Where can I hear Linda Naini's talks?
Recorded talks and writing from Linda Naini are linked from the teacher profile, with primary source listings at https://imcw.org/teacher/?speakerId=125. For practitioners who like to follow a teacher across years, the audio archive is the most direct path in.
Is Linda Naini a monk or a lay teacher?
Linda Naini teaches as a lay practitioner rather than from a monastic role. That's the dominant shape of contemporary Insight teaching in the West, and it means the framing is built for practitioners who are integrating practice into ordinary working and family life, with sila and ethical foundation taken seriously inside that lay context.

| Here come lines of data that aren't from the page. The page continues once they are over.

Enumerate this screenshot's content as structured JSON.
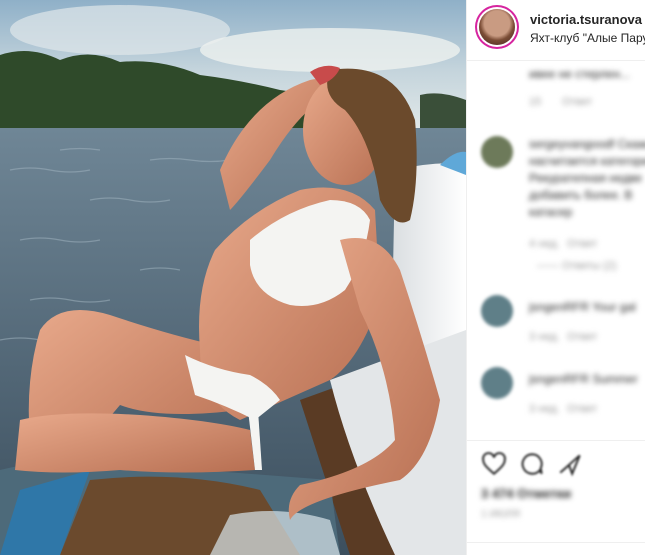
{
  "post": {
    "username": "victoria.tsuranova",
    "location": "Яхт-клуб \"Алые Паруса\""
  },
  "comments": [
    {
      "user": "",
      "text": "ивее не стерлен...",
      "meta": "15",
      "reply": "Ответ"
    },
    {
      "user": "sergeyvangoodf",
      "text_lines": [
        "sergeyvangoodf Скажите",
        "насчитается категории",
        "Рекуратепная недве",
        "добавить более. В",
        "катасер"
      ],
      "meta": "4 нед.",
      "reply": "Ответ",
      "replies": "—— Ответы (2)"
    },
    {
      "user": "jsngenRFR",
      "text": "jsngenRFR Your gal",
      "meta": "3 нед.",
      "reply": "Ответ"
    },
    {
      "user": "jsngenRFR",
      "text": "jsngenRFR Summer",
      "meta": "3 нед.",
      "reply": "Ответ"
    }
  ],
  "actions": {
    "likes": "3 474 Отметки",
    "date": "1 ИЮЛЯ"
  },
  "icons": [
    "heart-icon",
    "comment-icon",
    "share-icon"
  ],
  "colors": {
    "story_ring": "#d6249f",
    "text": "#262626",
    "muted": "#999999",
    "divider": "#efefef"
  }
}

Who is Linda Naini's teaching for?
The teaching tends to land for practitioners with a real interest in the Insight Meditation lineage that grew from Burmese vipassana through teachers like Joseph Goldstein, Sharon Salzberg, and Jack Kornfield, particularly those drawn to grief, online, teens. Newer meditators find clear instruction, and longer-term practitioners find material that doesn't slow itself down for the room. Linda Naini's schedule and current programs are the right place to look for whether a specific format suits where your practice currently sits.